Sabtu, 21 April 2018

Emansipasi Perempuan Kutai Zaman Dulu

Ratusan tahun sebelum kelahiran Raden Ajeng Kartini 21 April 1879, masyarakat Kutai di daratan timur Pulau Kalimantan sudah mempraktikkan kesetaraan gender secara riil. Persamaan derajat laki-laki dan perempuan itu pun dalam bidang yang strategis, yakni politik pemerintahan.

Kitab Salasilah Raja dalam Negeri Kutai Kertanegara yang selesai ditulis tahun 1849 mewartakan perihal naik tahtanya seorang perempuan bernama Aji Ragi menjadi Raja (Ratu) Kerajaan Kutai Kertanegara. Putri pertama dari Pangeran Dipati Maja Kusuma Ing Martapura itu dinobatkan sebagai Ratu Kutai Kertanegara pada dua dekade penghujung abad ke-17.

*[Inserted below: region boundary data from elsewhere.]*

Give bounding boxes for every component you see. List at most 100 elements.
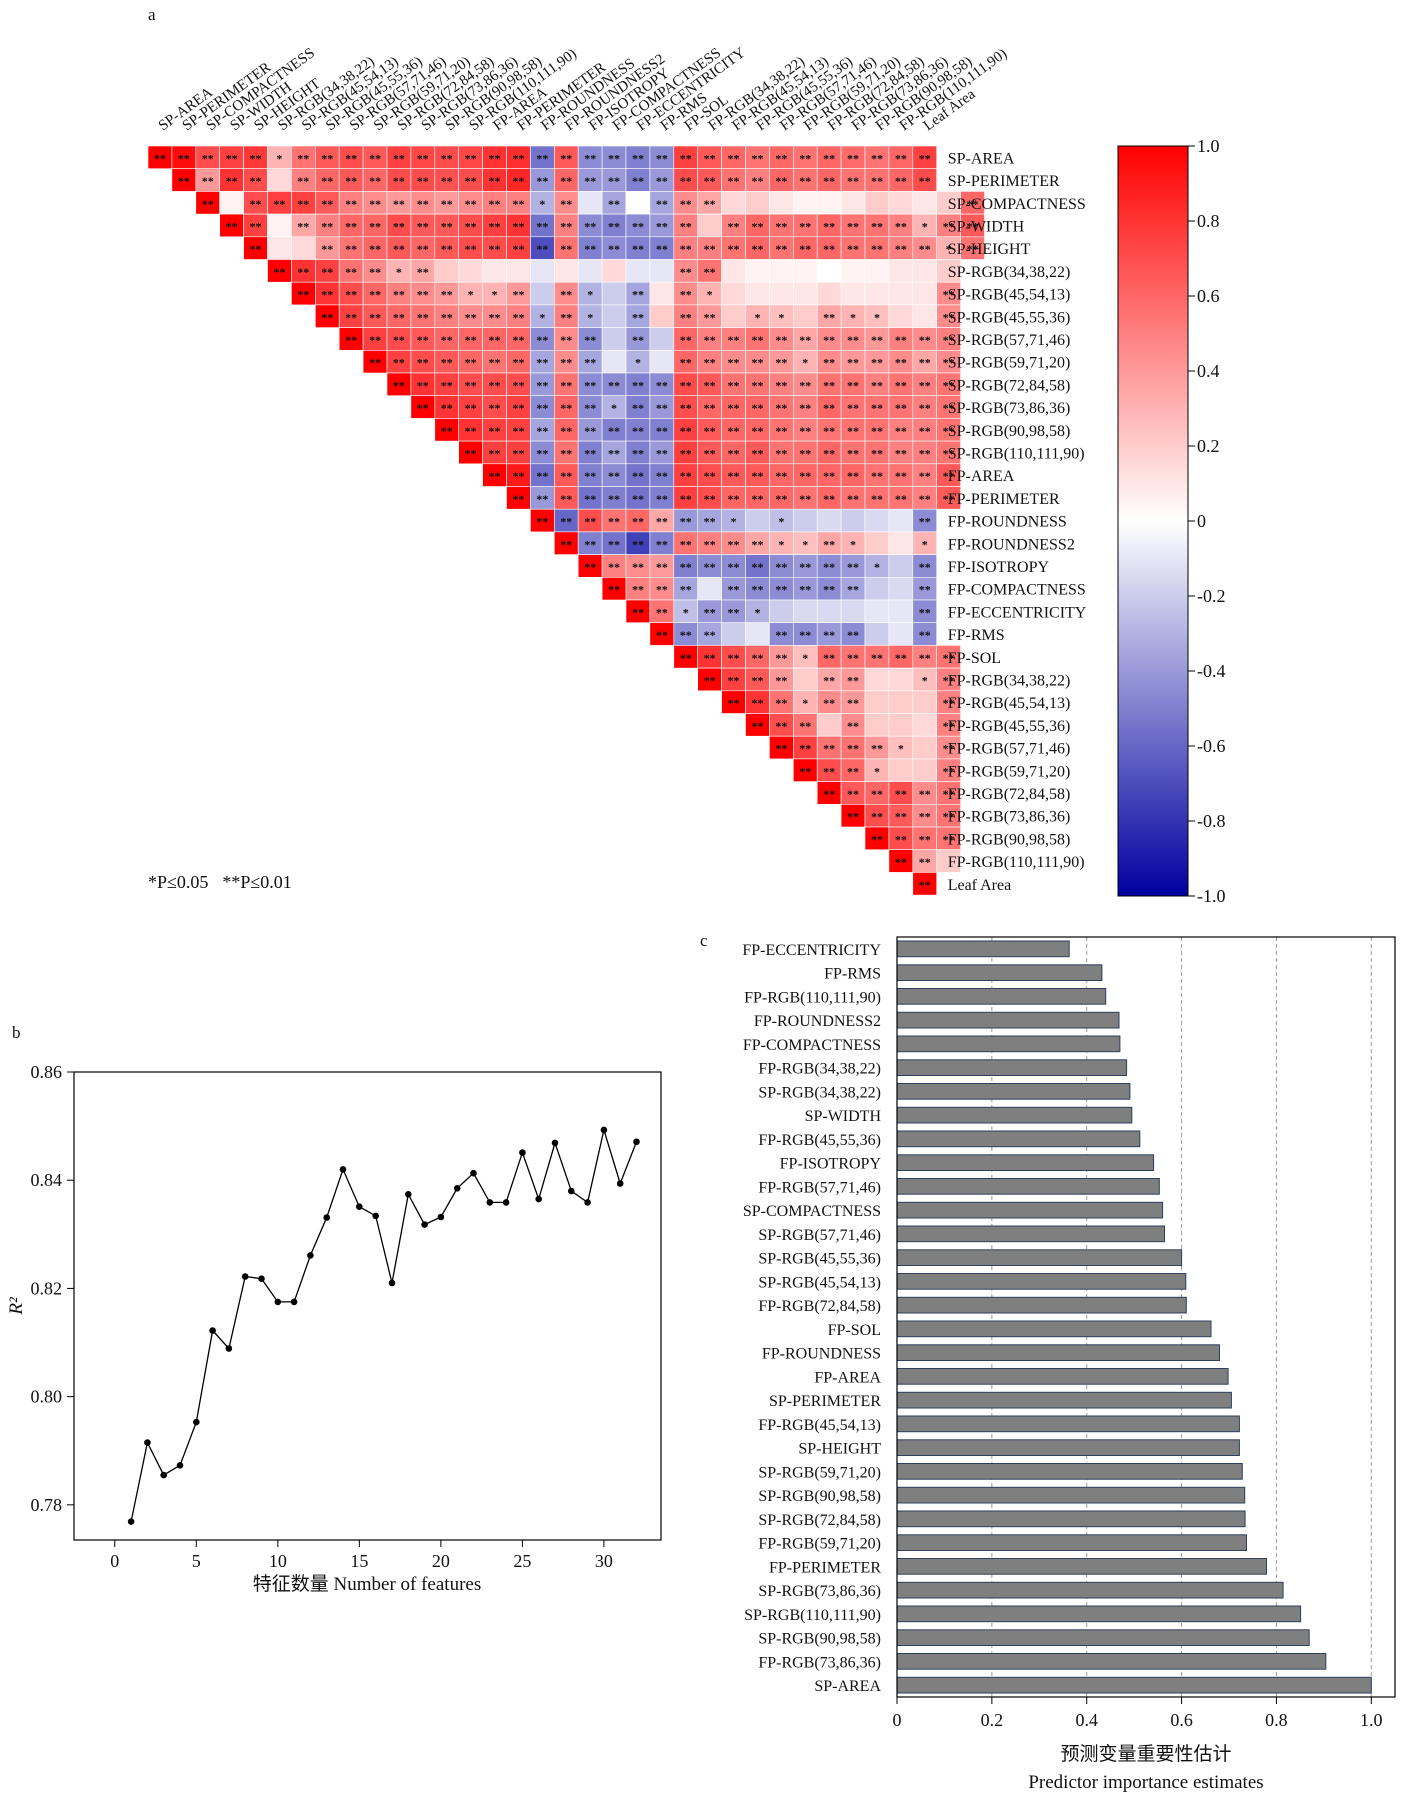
significance-mark: ** (895, 151, 907, 165)
significance-mark: ** (202, 174, 214, 188)
significance-mark: ** (752, 151, 764, 165)
significance-mark: ** (417, 219, 429, 233)
x-tick-label: 0.6 (1170, 1710, 1193, 1730)
heatmap-cell (601, 304, 627, 328)
significance-mark: * (587, 310, 593, 324)
category-label: FP-AREA (814, 1369, 881, 1386)
heatmap-cells: ** ** ** ** ** * ** ** ** ** ** ** ** ** ** ** ** ** ** ** *… (147, 145, 985, 896)
heatmap-cell (840, 508, 866, 533)
r2-point (421, 1221, 428, 1228)
heatmap-cell (577, 191, 603, 215)
significance-mark: ** (345, 242, 357, 256)
significance-mark: ** (704, 265, 716, 279)
importance-bar (896, 1605, 1302, 1623)
colorbar-tick-label: 0 (1197, 511, 1206, 531)
significance-mark: ** (728, 560, 740, 574)
significance-mark: ** (775, 674, 787, 688)
heatmap-cell (721, 191, 746, 215)
heatmap-cell (888, 690, 914, 714)
significance-mark: ** (752, 651, 764, 665)
significance-mark: ** (799, 333, 811, 347)
significance-mark: ** (656, 492, 668, 506)
significance-mark: ** (847, 719, 859, 733)
significance-mark: ** (369, 174, 381, 188)
significance-mark: ** (536, 492, 548, 506)
significance-mark: ** (799, 469, 811, 483)
significance-mark: ** (728, 219, 740, 233)
significance-mark: ** (943, 401, 955, 415)
heatmap-cell (792, 508, 818, 533)
significance-mark: ** (823, 333, 835, 347)
importance-bars (896, 940, 1372, 1694)
significance-mark: ** (369, 219, 381, 233)
significance-mark: ** (728, 583, 740, 597)
heatmap-cell (267, 213, 292, 238)
significance-mark: ** (393, 378, 405, 392)
x-tick-label: 1.0 (1360, 1710, 1383, 1730)
heatmap-cell (912, 281, 937, 306)
heatmap-row-label: SP-RGB(34,38,22) (948, 264, 1071, 281)
significance-mark: ** (536, 469, 548, 483)
importance-bar (896, 1320, 1212, 1338)
x-tick-label: 0.4 (1075, 1710, 1098, 1730)
heatmap-row-label: FP-RGB(45,55,36) (948, 718, 1071, 735)
significance-mark: ** (489, 310, 501, 324)
heatmap-row-label: FP-RGB(57,71,46) (948, 741, 1071, 758)
significance-mark: ** (321, 151, 333, 165)
significance-mark: ** (656, 605, 668, 619)
significance-mark: ** (704, 151, 716, 165)
significance-mark: ** (465, 242, 477, 256)
heatmap-row-labels: SP-AREA SP-PERIMETER SP-COMPACTNESS SP-WIDT… (948, 150, 1087, 893)
significance-mark: ** (871, 446, 883, 460)
heatmap-cell (458, 259, 483, 283)
significance-mark: ** (560, 356, 572, 370)
significance-mark: ** (752, 378, 764, 392)
heatmap-cell (864, 622, 890, 646)
significance-mark: ** (560, 469, 572, 483)
importance-bar-chart-panel: c FP-ECCENTRICITY FP-RMS FP-RGB(110,111,90… (700, 931, 1396, 1793)
significance-mark: ** (417, 242, 429, 256)
significance-mark: * (539, 310, 545, 324)
heatmap-cell (577, 259, 603, 283)
heatmap-cell (840, 281, 866, 306)
r2-line-chart-panel: b 0 5 10 15 20 25 30 0.78 0.80 0.82 0.84 0.86 特征数量 … (6, 1023, 662, 1595)
significance-mark: ** (919, 174, 931, 188)
significance-mark: ** (823, 492, 835, 506)
significance-mark: ** (465, 378, 477, 392)
importance-bar (896, 1415, 1240, 1433)
significance-mark: ** (273, 197, 285, 211)
heatmap-row-label: FP-RGB(45,54,13) (948, 695, 1071, 712)
r2-point (144, 1439, 151, 1446)
significance-mark: ** (608, 537, 620, 551)
significance-mark: ** (823, 764, 835, 778)
significance-mark: ** (871, 832, 883, 846)
significance-mark: ** (632, 492, 644, 506)
significance-mark: ** (847, 151, 859, 165)
heatmap-cell (745, 281, 770, 306)
significance-mark: ** (560, 333, 572, 347)
heatmap-row-label: FP-RGB(90,98,58) (948, 831, 1071, 848)
heatmap-cell (553, 259, 579, 283)
heatmap-cell (816, 259, 842, 283)
importance-bar (896, 1201, 1164, 1219)
significance-mark: ** (895, 174, 907, 188)
significance-mark: ** (560, 310, 572, 324)
y-tick-label: 0.86 (31, 1062, 63, 1082)
significance-mark: * (922, 219, 928, 233)
heatmap-cell (864, 191, 890, 215)
significance-mark: ** (775, 583, 787, 597)
significance-mark: ** (584, 378, 596, 392)
significance-mark: ** (943, 424, 955, 438)
significance-mark: ** (943, 356, 955, 370)
significance-mark: ** (393, 219, 405, 233)
significance-mark: ** (775, 242, 787, 256)
heatmap-cell (601, 327, 627, 351)
heatmap-cell (267, 236, 292, 260)
significance-mark: ** (393, 288, 405, 302)
significance-mark: ** (226, 174, 238, 188)
significance-mark: ** (728, 333, 740, 347)
colorbar-tick-label: -0.8 (1197, 811, 1226, 831)
significance-mark: ** (775, 696, 787, 710)
significance-mark: * (874, 310, 880, 324)
significance-mark: ** (656, 219, 668, 233)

Dari riwayat yang ditulis oleh seorang Banjar bernama Muhammad Khatib Tahir ini dapat dianalisis bahwa agama Islam yang menjadi dasar Kerajaan Kutai Kertanegara adalah paham Islam yang berhaluan moderat. Moderat di sini satu di antaranya ialah memerhatikan kesetaraan gender dalam posisi pemimpin. Dengan kata lain, tidak ada diskriminasi jabatan raja bagi gender perempuan. Hal ini berbeda dengan paham atau aliran lain yang melarang pemimpin bangsa atau negara dari kaum perempuan.

Jadi, jauh sebelum Kartini dikenal melalui surat-surat pribadinya yang dibukukan Pemerintah Hindia Belanda (1911) mengenai ide persamaan, kebebasan, otonomi serta kesetaraan hukum bagi perempuan, rakyat Kutai era klasik sudah terbiasa dengan emansipasi perempuan.

Keturunan ke-10 dari Aji Batara Agung Dewa Sakti, yakni Aji Ragi yang bergelar Ratu Agung, penguasa singgasana Kutai Kertanegara periode 1686–1700, adalah jejak historis yang terekam dalam sejarah Kutai yang dulu gilang-gemilang.

Referensi:
Muhammad Sarip, Dari Jaitan Layar sampai Tepian Pandan Sejarah Tujuh Abad Kerajaan Kutai Kertanegara.